First – those of you with pretty flowers around your mailboxes – please please get rid of them! Flowers are nice and all, but you know who else likes flowers, aside from you and I? Bees. I’m not very tall either, so according to anatomical drawings of Leonardo DaVinci, the fact that I’m short in stature means that my reaching distance is also abbreviated. And so to deliver mail to you flower people, I find that I sometimes must trample in bee territory. Not my idea of fun.

And second, mail carriers are not human road maps. If I’m eating lunch in McDonald’s I surely don’t want to spend the entire time telling you where the local Sights To See are. We drive on the right hand of the truck. Don’t pull up alongside the left of the truck and expect us to simply roll down the window. There’s no way I can roll the window down from the right side. They don’t come equipped with power windows, in case you were wondering. I can’t even reach the door handle from the other side of the truck. Don’t get pissed when I don’t know where the party that you’re going to is. Really. Especially when you don’t know the address. You have no business even leaving home when you don’t have a clue where you’re going.

Aside from work and not writing, you may have also noticed that I’ve moved things around. Again. I’m thinking that I have a thing for starting all over again. I decided that moveable type is again the way to go. So much for entries formatted by hand. When I set up that last format for the journal I was oddly thrilled that I would be able to control all the entries independantly of each other. Nevermind that THAT is stepping backwards in the technology of the www. It was somehow Really Cool to me that all this work would go into each and every entry. I’m thinking all that work had something to do with the fact that I haven’t written since Christmas.
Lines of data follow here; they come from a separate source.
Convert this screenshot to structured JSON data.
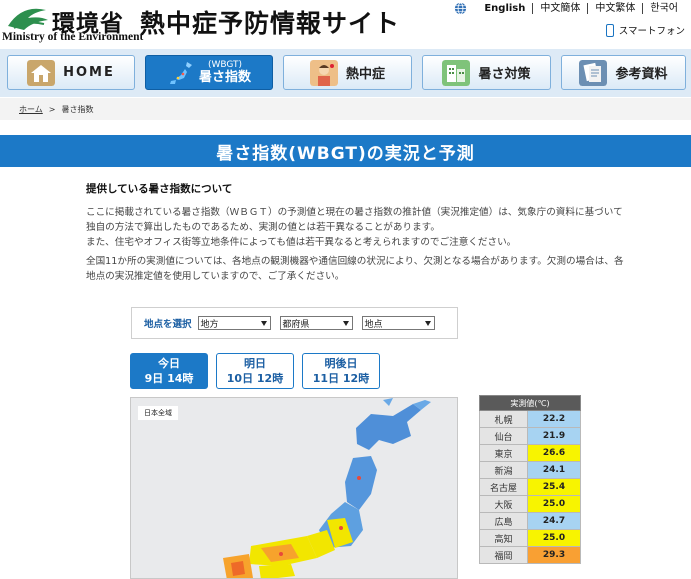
{
  "header": {
    "ministry_jp": "環境省",
    "ministry_en": "Ministry of the Environment",
    "site_title": "熱中症予防情報サイト",
    "languages": [
      "English",
      "中文簡体",
      "中文繁体",
      "한국어"
    ],
    "smartphone_label": "スマートフォン"
  },
  "nav": {
    "items": [
      {
        "label": "HOME",
        "icon": "house-icon"
      },
      {
        "label_small": "(WBGT)",
        "label": "暑さ指数",
        "icon": "japan-map-icon",
        "active": true
      },
      {
        "label": "熱中症",
        "icon": "person-heat-icon"
      },
      {
        "label": "暑さ対策",
        "icon": "building-icon"
      },
      {
        "label": "参考資料",
        "icon": "document-icon"
      }
    ]
  },
  "breadcrumb": {
    "home": "ホーム",
    "separator": ">",
    "current": "暑さ指数"
  },
  "page_title": "暑さ指数(WBGT)の実況と予測",
  "section": {
    "heading": "提供している暑さ指数について",
    "para1": "ここに掲載されている暑さ指数（ＷＢＧＴ）の予測値と現在の暑さ指数の推計値（実況推定値）は、気象庁の資料に基づいて独自の方法で算出したものであるため、実測の値とは若干異なることがあります。\nまた、住宅やオフィス街等立地条件によっても値は若干異なると考えられますのでご注意ください。",
    "para2": "全国11か所の実測値については、各地点の観測機器や通信回線の状況により、欠測となる場合があります。欠測の場合は、各地点の実況推定値を使用していますので、ご了承ください。"
  },
  "selector": {
    "label": "地点を選択",
    "region": "地方",
    "prefecture": "都府県",
    "point": "地点"
  },
  "day_tabs": [
    {
      "line1": "今日",
      "line2": "9日 14時",
      "active": true
    },
    {
      "line1": "明日",
      "line2": "10日 12時"
    },
    {
      "line1": "明後日",
      "line2": "11日 12時"
    }
  ],
  "map": {
    "badge": "日本全域"
  },
  "observed": {
    "header": "実測値(℃)",
    "rows": [
      {
        "city": "札幌",
        "value": "22.2",
        "level": "blue"
      },
      {
        "city": "仙台",
        "value": "21.9",
        "level": "blue"
      },
      {
        "city": "東京",
        "value": "26.6",
        "level": "yellow"
      },
      {
        "city": "新潟",
        "value": "24.1",
        "level": "blue"
      },
      {
        "city": "名古屋",
        "value": "25.4",
        "level": "yellow"
      },
      {
        "city": "大阪",
        "value": "25.0",
        "level": "yellow"
      },
      {
        "city": "広島",
        "value": "24.7",
        "level": "blue"
      },
      {
        "city": "高知",
        "value": "25.0",
        "level": "yellow"
      },
      {
        "city": "福岡",
        "value": "29.3",
        "level": "orange"
      }
    ]
  },
  "colors": {
    "brand_blue": "#1c79c7",
    "level_blue": "#a7d3f2",
    "level_yellow": "#f8f400",
    "level_orange": "#f9a033"
  }
}
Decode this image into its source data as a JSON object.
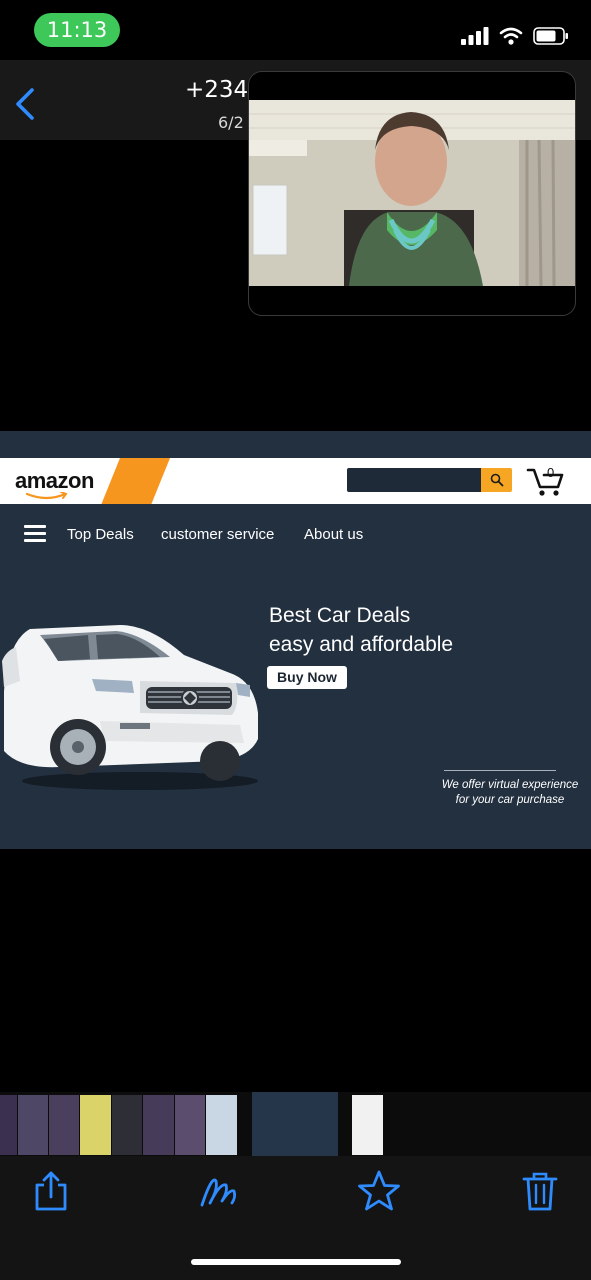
{
  "status_bar": {
    "time": "11:13"
  },
  "header": {
    "caller_number": "+234",
    "caller_date": "6/2"
  },
  "webpage": {
    "logo": "amazon",
    "cart_count": "0",
    "nav": [
      "Top Deals",
      "customer service",
      "About us"
    ],
    "hero_title_line1": "Best Car Deals",
    "hero_title_line2": "easy and affordable",
    "buy_button": "Buy Now",
    "tagline_line1": "We offer virtual experience",
    "tagline_line2": "for your car purchase"
  },
  "colors": {
    "status_pill": "#3ec85a",
    "accent_blue": "#2f8cff",
    "web_bg": "#233040",
    "amazon_orange": "#f6961e"
  },
  "toolbar": {
    "icons": [
      "share-icon",
      "markup-icon",
      "favorite-icon",
      "delete-icon"
    ]
  }
}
The wayback machine has released my Sept 11 entry, which, starting with its title, is filled with cheese. Still I’ve put it back into the order of things here. There are so many entries that I’m missing – many are ones that I thought were so important. I can see them in archived versions of my archive page, but the individual pages that actually show the text aren’t making themselves available to me. It only pisses me off a little bit, mostly because I get really excited when I see the archive page that never used to show up, containing entries that have fallen off into cyberspace, come up on my screen, giving me a false sense of retrieval confidence. Making sense? Didn’t think so.

It’s okay, though because *I* understand. And like I was telling DJ earlier, I live in a bubble, with me at the center, shielded in a layer of ignorance.

Folks we’ve got months of silenced me coming to the surface. And no, I’m not sorry about that.

Not being sorry is another thing that I need to talk about. You see, I’m tired of this politeness sham that seems to be running rampant on the internet. Message boards with messages that start out in “I hope you don’t take this the wrong way,” and poorly executed snark (Pamie knows what she’s doing and I clearly do not, so there will be no snarky wit from me because I’m not the talented and smart girl Pamie is,) “uh, thanks for sharing.” COME ON PEOPLE. You know there’s more you want to say. You know you want to tell people to check their ill-fitting egos at the door because there’s no room for bullshit like that here. And “Yes, I do want you to take this the wrong way. That’s exactly how I mean it.”

I so want to participate in THAT forum. The one where we talk and get along and don’t worry about how she will *feel* when she reads the mean mean things that I said. Grow some balls and let your honesty shine, people. That’s all I’m trying to say.